Projection systems don’t particularly like the Mariners, nor should they, considering they did nothing in the off-season to bolster a starting pitching rotation that wasn’t seen as a strength last season. Steamer has them at 79-83, and ZiPS predicts the inverse, 83-79, as does PECOTA. Either way, they’re projected well behind the many-headed hydra that is the Astros, and possibly behind the Angels as well (MechaTroutani handily defeats MechaVincejRomineBeckham in a fight, sadly).

What reinforcements are available on the farm?

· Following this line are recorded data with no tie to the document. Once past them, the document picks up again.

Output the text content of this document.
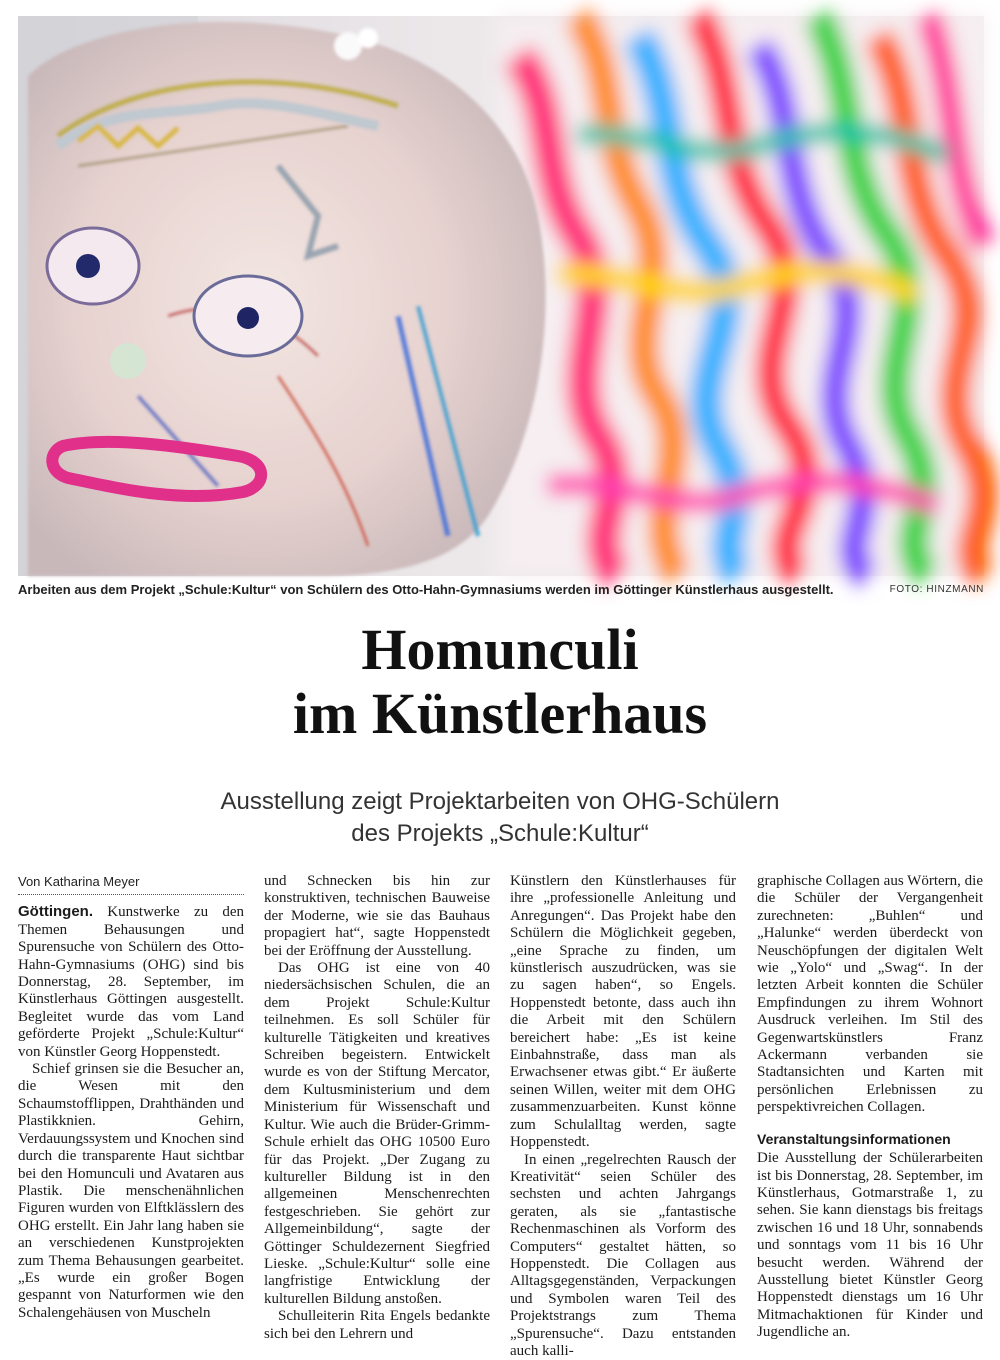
Arbeiten aus dem Projekt „Schule:Kultur“ von Schülern des Otto-Hahn-Gymnasiums werden im Göttinger Künstlerhaus ausgestellt.	FOTO: HINZMANN
Homunculi
im Künstlerhaus
Ausstellung zeigt Projektarbeiten von OHG-Schülern
des Projekts „Schule:Kultur“
Von Katharina Meyer

Göttingen. Kunstwerke zu den Themen Behausungen und Spurensuche von Schülern des Otto-Hahn-Gymnasiums (OHG) sind bis Donnerstag, 28. September, im Künstlerhaus Göttingen ausgestellt. Begleitet wurde das vom Land geförderte Projekt „Schule:Kultur“ von Künstler Georg Hoppenstedt.

Schief grinsen sie die Besucher an, die Wesen mit den Schaumstofflippen, Drahthänden und Plastikknien. Gehirn, Verdauungssystem und Knochen sind durch die transparente Haut sichtbar bei den Homunculi und Avataren aus Plastik. Die menschenähnlichen Figuren wurden von Elftklässlern des OHG erstellt. Ein Jahr lang haben sie an verschiedenen Kunstprojekten zum Thema Behausungen gearbeitet. „Es wurde ein großer Bogen gespannt von Naturformen wie den Schalengehäusen von Muscheln

und Schnecken bis hin zur konstruktiven, technischen Bauweise der Moderne, wie sie das Bauhaus propagiert hat“, sagte Hoppenstedt bei der Eröffnung der Ausstellung.

Das OHG ist eine von 40 niedersächsischen Schulen, die an dem Projekt Schule:Kultur teilnehmen. Es soll Schüler für kulturelle Tätigkeiten und kreatives Schreiben begeistern. Entwickelt wurde es von der Stiftung Mercator, dem Kultusministerium und dem Ministerium für Wissenschaft und Kultur. Wie auch die Brüder-Grimm-Schule erhielt das OHG 10500 Euro für das Projekt. „Der Zugang zu kultureller Bildung ist in den allgemeinen Menschenrechten festgeschrieben. Sie gehört zur Allgemeinbildung“, sagte der Göttinger Schuldezernent Siegfried Lieske. „Schule:Kultur“ solle eine langfristige Entwicklung der kulturellen Bildung anstoßen.

Schulleiterin Rita Engels bedankte sich bei den Lehrern und

Künstlern den Künstlerhauses für ihre „professionelle Anleitung und Anregungen“. Das Projekt habe den Schülern die Möglichkeit gegeben, „eine Sprache zu finden, um künstlerisch auszudrücken, was sie zu sagen haben“, so Engels. Hoppenstedt betonte, dass auch ihn die Arbeit mit den Schülern bereichert habe: „Es ist keine Einbahnstraße, dass man als Erwachsener etwas gibt.“ Er äußerte seinen Willen, weiter mit dem OHG zusammenzuarbeiten. Kunst könne zum Schulalltag werden, sagte Hoppenstedt.

In einen „regelrechten Rausch der Kreativität“ seien Schüler des sechsten und achten Jahrgangs geraten, als sie „fantastische Rechenmaschinen als Vorform des Computers“ gestaltet hätten, so Hoppenstedt. Die Collagen aus Alltagsgegenständen, Verpackungen und Symbolen waren Teil des Projektstrangs zum Thema „Spurensuche“. Dazu entstanden auch kalli-

graphische Collagen aus Wörtern, die die Schüler der Vergangenheit zurechneten: „Buhlen“ und „Halunke“ werden überdeckt von Neuschöpfungen der digitalen Welt wie „Yolo“ und „Swag“. In der letzten Arbeit konnten die Schüler Empfindungen zu ihrem Wohnort Ausdruck verleihen. Im Stil des Gegenwartskünstlers Franz Ackermann verbanden sie Stadtansichten und Karten mit persönlichen Erlebnissen zu perspektivreichen Collagen.

Veranstaltungsinformationen

Die Ausstellung der Schülerarbeiten ist bis Donnerstag, 28. September, im Künstlerhaus, Gotmarstraße 1, zu sehen. Sie kann dienstags bis freitags zwischen 16 und 18 Uhr, sonnabends und sonntags vom 11 bis 16 Uhr besucht werden. Während der Ausstellung bietet Künstler Georg Hoppenstedt dienstags um 16 Uhr Mitmachaktionen für Kinder und Jugendliche an.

The farm has been trimmed by trades, and then trimmed again because it wasn’t quite even, and then oops again because now it’s not even on the other side, and then thinned one more time because it’s better to just start over, and this is why you don’t cut your own hair, Amanda. Dipoto’s top draft picks Kyle Lewis, Joe Rizzo, Evan White and Sam Carlson all remain, as do most other recent draftees who look to help out the big-league team before we achieve nuclear winter, if we’re lucky. Other than that, every draftee left standing from 2012-2015 deserves some kind of merit badge for either being extremely tenacious or extremely able to fold themselves into an origami crane and avoid Jerry’s roving eye. The farm’s strength is its relief corps, thanks to multiple starters-turned-relievers (which also means the weakness is its starting pitching, curse a coin for having two sides), and there is some outfield depth, but the Mariners will have to rely on a combination of excellent development and luck to get the most out of the talent on their farm. *Lights candle to St. Joe DeCarlo, patron saint of catcher conversions.* To make an extremely topical reference, the Mariners need to capitalize on what they have now, because winter is coming. The team has chosen a strategy of betting on their own ability to develop talent in-house, with only moderate improvements, and have been roundly criticized for that. Time will tell if their gamble pays off.